Presenter  Elena Dobrolyubova
Abstract  
  
Ensuring the public safety and limiting administrative barriers have been the two core objectives of the most reforms in the area of business inspections and regulatory enforcement for the past decade or so. However, measuring these efforts has proved quite challenging both in OECD countries, and in Russia. Unlike in the areas of financial management, public services, or procurement, there is little cross-country comparative data on business inspections which could suggest whether a country is doing well on one or another area subject to state control (with some exceptions, such as tax and customs control, which still seem to confirm the general rule). There is also no common framework for measuring the effectiveness and efficiency of business inspections activity, while some approaches to good practices have been proposed only recently by the OECD.
This debate is highly relevant to the Russian public administration reform agenda where improving the performance of regulatory enforcement bodies has been taken as a strategic priority. Achieving the objective of this reform would call for re-inventing the performance framework of the government inspections bodies, which is currently fragmented and inconsistent and has a significant bias on sanctions rather than on ultimate outcomes of safe public environment ensured at a reasonable cost.
The objective of this paper is to develop a framework for defining and evaluating both the effectiveness and the efficiency in the area of regulatory enforcement and to apply this framework to several areas of inspection activities (such as occupational and food safety) in Russia.
The paper first reviews the existing approaches to measuring performance of government inspection bodies both in selected OECD countries (based on both literature review and practical examples). It then focuses on formulating the general framework for evaluating performance of regulatory enforcement bodies. Based on this framework, an evaluation of effectiveness and efficiency of government inspection bodies in selected sectors is conducted with benchmarking to international examples, as far as comparative data permits.
The paper is based on both qualitative analytical methods (such as literature review and case study) and quantitative methods (such as sociological surveys and statistical research).
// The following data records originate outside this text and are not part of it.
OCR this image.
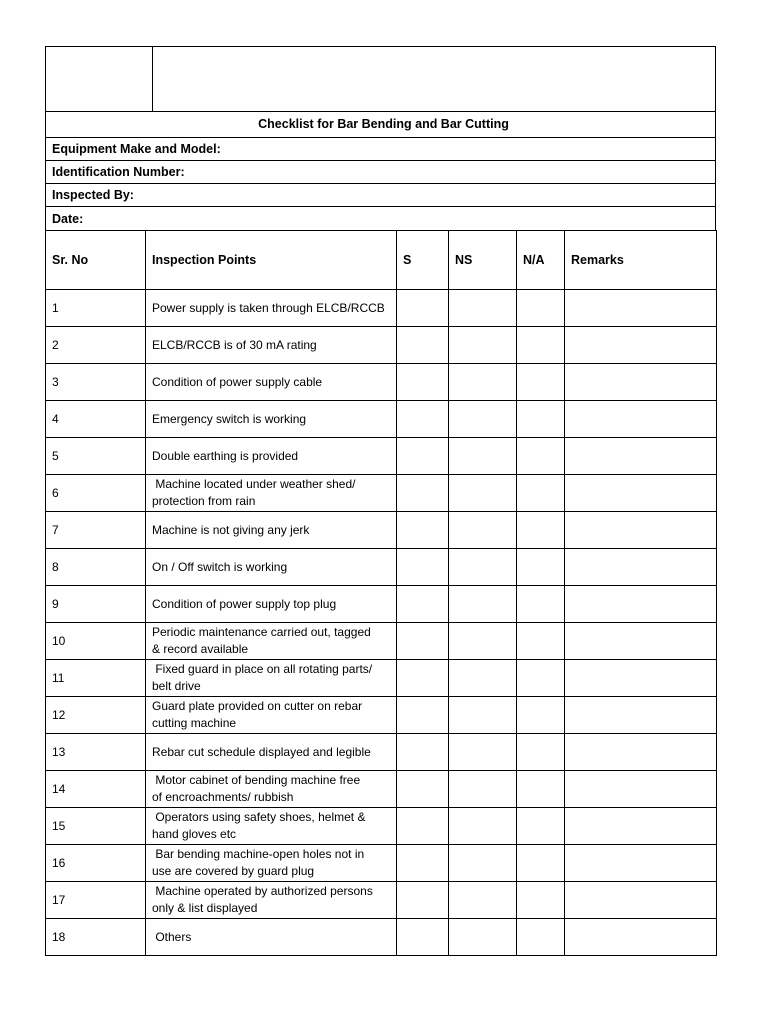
Checklist for Bar Bending and Bar Cutting
Equipment Make and Model:
Identification Number:
Inspected By:
Date:
Sr. No	Inspection Points	S	NS	N/A	Remarks
1	Power supply is taken through ELCB/RCCB				
2	ELCB/RCCB is of 30 mA rating				
3	Condition of power supply cable				
4	Emergency switch is working				
5	Double earthing is provided				
6	Machine located under weather shed/
protection from rain				
7	Machine is not giving any jerk				
8	On / Off switch is working				
9	Condition of power supply top plug				
10	Periodic maintenance carried out, tagged
& record available				
11	Fixed guard in place on all rotating parts/
belt drive				
12	Guard plate provided on cutter on rebar
cutting machine				
13	Rebar cut schedule displayed and legible				
14	Motor cabinet of bending machine free
of encroachments/ rubbish				
15	Operators using safety shoes, helmet &
hand gloves etc				
16	Bar bending machine-open holes not in
use are covered by guard plug				
17	Machine operated by authorized persons
only & list displayed				
18	Others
The results of the analysis suggest that evaluating performance of business inspections should include all steps for minimizing risks and losses in the controlled area – from prevention of violations (reducing risks) to ensuring the reimbursement, should the risk event happen. While a number of factors influence the outcomes of the inspection process (with government bodies being only one factor), a multi-layer performance framework including outcomes, intermediate results, and outputs should be used. Implementing such framework requires efforts on collecting the data independent from the authority which is subject to evaluation, however, the public sector innovations and the ICT use could help in meeting such data requirements. The performance framework should factor in the actual administrative costs associated with regulatory inspections, both on the business and on the budget side.